Jammu and Kashmir being an individual state which has gone through many struggles and hardship requires a strong federal structure to help in developing the area and also celebrating its unique culture, the application stated.
In its December 2023 verdict, the apex court held that Article 370, which was incorporated in the Indian Constitution in 1949 to grant special status to Jammu and Kashmir, was a temporary provision.
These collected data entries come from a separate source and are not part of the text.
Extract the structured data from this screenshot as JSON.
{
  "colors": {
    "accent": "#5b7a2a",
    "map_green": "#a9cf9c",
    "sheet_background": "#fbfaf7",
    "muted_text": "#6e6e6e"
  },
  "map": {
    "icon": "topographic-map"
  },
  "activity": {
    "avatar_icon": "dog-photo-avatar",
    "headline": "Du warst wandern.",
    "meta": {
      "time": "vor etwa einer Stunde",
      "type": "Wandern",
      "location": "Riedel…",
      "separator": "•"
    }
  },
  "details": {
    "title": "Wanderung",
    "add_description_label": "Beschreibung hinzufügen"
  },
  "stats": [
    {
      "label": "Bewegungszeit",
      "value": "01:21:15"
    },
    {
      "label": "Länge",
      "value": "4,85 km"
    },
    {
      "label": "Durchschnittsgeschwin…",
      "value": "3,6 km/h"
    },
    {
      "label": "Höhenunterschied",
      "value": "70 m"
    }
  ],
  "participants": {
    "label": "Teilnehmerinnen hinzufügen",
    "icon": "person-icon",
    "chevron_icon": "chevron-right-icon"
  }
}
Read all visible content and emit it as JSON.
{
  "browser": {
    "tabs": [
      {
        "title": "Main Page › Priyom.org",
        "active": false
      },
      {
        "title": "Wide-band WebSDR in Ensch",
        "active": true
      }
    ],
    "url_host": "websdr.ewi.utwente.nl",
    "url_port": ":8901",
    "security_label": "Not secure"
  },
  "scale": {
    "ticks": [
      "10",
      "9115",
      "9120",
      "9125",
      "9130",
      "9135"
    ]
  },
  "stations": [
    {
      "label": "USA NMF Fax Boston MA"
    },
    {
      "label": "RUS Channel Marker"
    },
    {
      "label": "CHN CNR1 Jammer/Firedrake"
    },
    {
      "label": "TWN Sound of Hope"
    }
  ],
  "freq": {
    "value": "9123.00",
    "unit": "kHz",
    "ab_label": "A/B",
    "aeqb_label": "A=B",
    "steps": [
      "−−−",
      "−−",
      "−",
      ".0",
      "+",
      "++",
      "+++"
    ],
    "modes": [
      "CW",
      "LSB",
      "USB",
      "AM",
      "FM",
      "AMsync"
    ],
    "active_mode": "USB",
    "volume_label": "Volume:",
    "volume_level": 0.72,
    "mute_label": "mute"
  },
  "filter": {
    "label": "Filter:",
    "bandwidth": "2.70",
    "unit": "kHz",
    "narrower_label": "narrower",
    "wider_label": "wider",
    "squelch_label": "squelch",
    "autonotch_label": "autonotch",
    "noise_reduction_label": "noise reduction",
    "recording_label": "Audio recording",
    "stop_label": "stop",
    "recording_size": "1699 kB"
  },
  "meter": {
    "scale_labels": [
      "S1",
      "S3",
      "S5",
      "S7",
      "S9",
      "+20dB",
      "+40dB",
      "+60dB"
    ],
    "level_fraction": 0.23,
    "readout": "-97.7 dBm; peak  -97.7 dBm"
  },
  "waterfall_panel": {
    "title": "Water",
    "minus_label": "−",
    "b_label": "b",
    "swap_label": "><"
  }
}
The President of India was empowered to revoke the measure in the absence of the Constituent Assembly of the erstwhile state whose term expired in 1957, the court said.
Restoration of J&K statehood not a concession: Omar
Srinagar, Aug 5 : Chief Minister Omar Abdullah on Tuesday wrote to the presidents of over 40 political parties seeking their support for the restoration of statehood to Jammu and Kashmir, saying it “must not be viewed as a concession, but as an essential course correction”.
According to officials, Abdullah, in his two-page letter, called for bringing a legislation for the restoration of statehood to Jammu and Kashmir during the current Parliament session.
The chief minister’s appeal comes nine months after his government’s unanimous resolution calling for immediate statehood restoration, which, he says, was personally handed to the Prime Minister with an assurance of progress.
It also comes on the sixth anniversary of the revocation of the special status of Jammu and Kashmir and its bifurcation into two Union Territories — Ladakh, and Jammu and Kashmir.
“Restoration must not be viewed as a concession, but as an essential course correction — one that prevents us from sliding down a dangerous and slippery slope where the statehood of our constituent states is no longer regarded as a foundational and sacred constitutional right but reduced instead to a discretionary favour bestowed at the will of the central government,” the letter said.